Spitting Out My Coffee While Reading the New York Times Liberal White-(Supremacist)-Wash

November 4, 2012 | Revolution Newspaper | revcom.us


Revolution received the following from a reader:

I open the pages of the Sunday New York Times about two weeks ago to find this remarkable sentence:

“In the early 19th century, the United States was one of the most egalitarian societies on the planet.”

This statement—bold and brash—appears in an essay The Self Destruction of the 1 Percent, by Chrystia Freeland, in the New York Times Sunday Review, October 14.

And I go: “What The Fuck!”

What about the slavery of Black people, at its peak—or its worst, depending on your point of view—in that time period? What about the genocide of Native peoples? Are they invisible, less than human? There is no mention of any of this in the article.

As American fugitive slave James Pennington put it, “The being of slavery, its soul and its body, lives and moves in the chattel principle, the property principle, the bill-of-sale principle; the cart-whip, starvation and nakedness, are its inevitable consequences ….” What, to the slave, is “most egalitarian” about this?

Being sold and bought as property at an auction block, body parts inspected like beasts of burden, worked from "can’t see in the morning till can’t see at night," constantly at threat of being sold and separated from loved ones forever, the whippings and the “lickin’,” marched in shackles for hundreds of miles and many weeks to the most profitable markets, raped by the slave-owner at whim and fancy. What, to the slave, is “most egalitarian” about this?

“The dark night of slavery closed in upon me; and behold a man transformed into a brute!” So commented Frederick Douglass, when sent to be “conditioned” by the slave breaker Edward Covey … What, to the slave, is “most egalitarian” about this?

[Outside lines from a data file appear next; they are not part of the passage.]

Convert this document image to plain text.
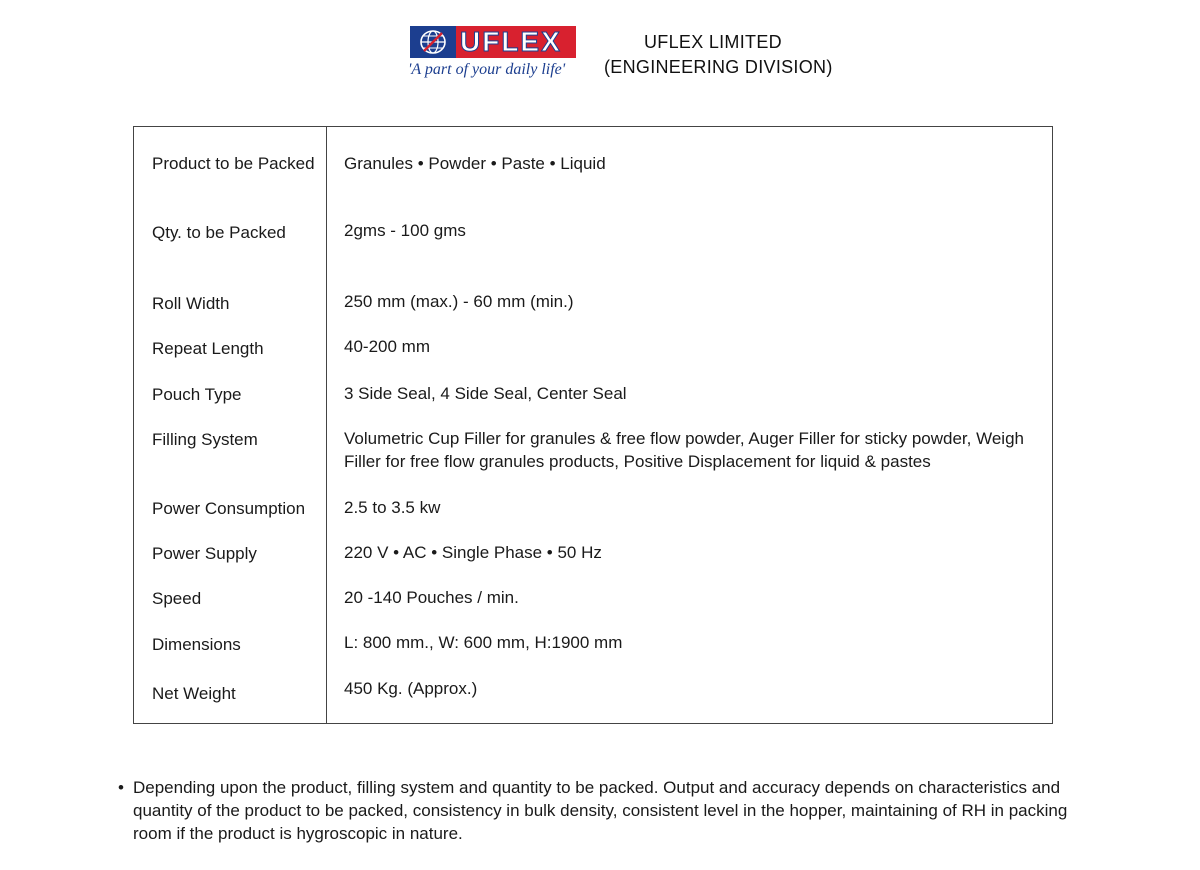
UFLEX
'A part of your daily life'
UFLEX LIMITED
(ENGINEERING DIVISION)
Product to be Packed	Granules • Powder • Paste • Liquid
Qty. to be Packed	2gms - 100 gms
Roll Width	250 mm (max.) - 60 mm (min.)
Repeat Length	40-200 mm
Pouch Type	3 Side Seal, 4 Side Seal, Center Seal
Filling System	Volumetric Cup Filler for granules & free flow powder, Auger Filler for sticky powder, Weigh Filler for free flow granules products, Positive Displacement for liquid & pastes
Power Consumption	2.5 to 3.5 kw
Power Supply	220 V • AC • Single Phase • 50 Hz
Speed	20 -140 Pouches / min.
Dimensions	L: 800 mm., W: 600 mm, H:1900 mm
Net Weight	450 Kg. (Approx.)
• Depending upon the product, filling system and quantity to be packed. Output and accuracy depends on characteristics and quantity of the product to be packed, consistency in bulk density, consistent level in the hopper, maintaining of RH in packing room if the product is hygroscopic in nature.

(Douglass later escaped and became a famous advocate and fierce fighter for the abolition of slavery, penning the famous speech What To the Slave, Is Your Fourth of July?)

And we are not talking about a few scattered isolated instances of slavery in “early 19th-century United States.” We are talking about an entire way of life, the entire ideological, social and economic foundation of the South, and quite a bit of the North as well. We are talking about a third of the population of the South being subject to slavery. Most egalitarian indeed!

Native people, Indians, massacred—the “rosy dawn” of what was to be a genocide committed against them, lands stolen, every single treaty with the United States government violated, forced into reservations in conditions of desperate poverty, stripped of ways of life and livelihood. What, to the Indian, is “most egalitarian” about this?

Now, it is bad enough for Freeland to write this—it’s a whole other thing for the New York Times, America’s “paper of record,” to voice and propagate this—without qualification, comment, or edit. Did the—vast—editorial apparatus of the NY Times not bat an eye at this statement? Is this how normalized white-supremacist “white”-wash and amnesia of history is in so-called “enlightened” society? Or, rather, is this a Founding Myth (i.e.: LIE) and Grand Narrative of America that the NY Times consciously and actively is working to propagate?

Imagine a scenario in which a contributing author made the statement “Life under the Nazis was a pleasant affair”—without sarcasm, irony, qualification, comment or edit. One would be indignant and respond, “Not for the Jewish people, who had a horrific Holocaust committed against them! Or the communists, gays and lesbians, other 'non-Aryan' nationalities”—and one would be right and righteous in doing so. “Life under the Nazis was a pleasant affair”: Does one think this statement would pass the editorial muster of the New York Times Sunday Review?


The truth is, such a white-wash of slavery and genocide is necessary if one wants to propagate—as Freeman does—a return to the vision of Thomas Jefferson and other “founding fathers” as a solution to the gross inequalities and the social instability of these times.

Not only were Jefferson and most of the “founding fathers” slave-owners, the very “egalitarianism” proclaimed by Jefferson—and upheld by Freeland—was an equality of whites. This “egalitarianism” had its basis in slavery and racism, and the lumping of “Black people, Indians and mulattoes” into a pariah class, less than human. It is on the basis of this exclusion that the Founding Fathers could proclaim the inalienable rights of all, freedom and equality for all—while owning slaves, presiding over and expanding a slave system, and committing the wanton genocide of Native peoples.

The depth of this truth and its full consequences go beyond the scope of this piece, but are brilliantly and penetratingly exposed in Bob Avakian’s must-read work Communism and Jeffersonian Democracy.

But for now, and in conclusion, let me say that no one should take seriously the “solutions” and visions of “freedom” advocated by someone who idolizes a slave-owner like Jefferson while blatantly white-washing one of the most monumental crimes in human history. Nor should they look to the bourgeois mouthpieces and institutions which echo and amplify this bullshit!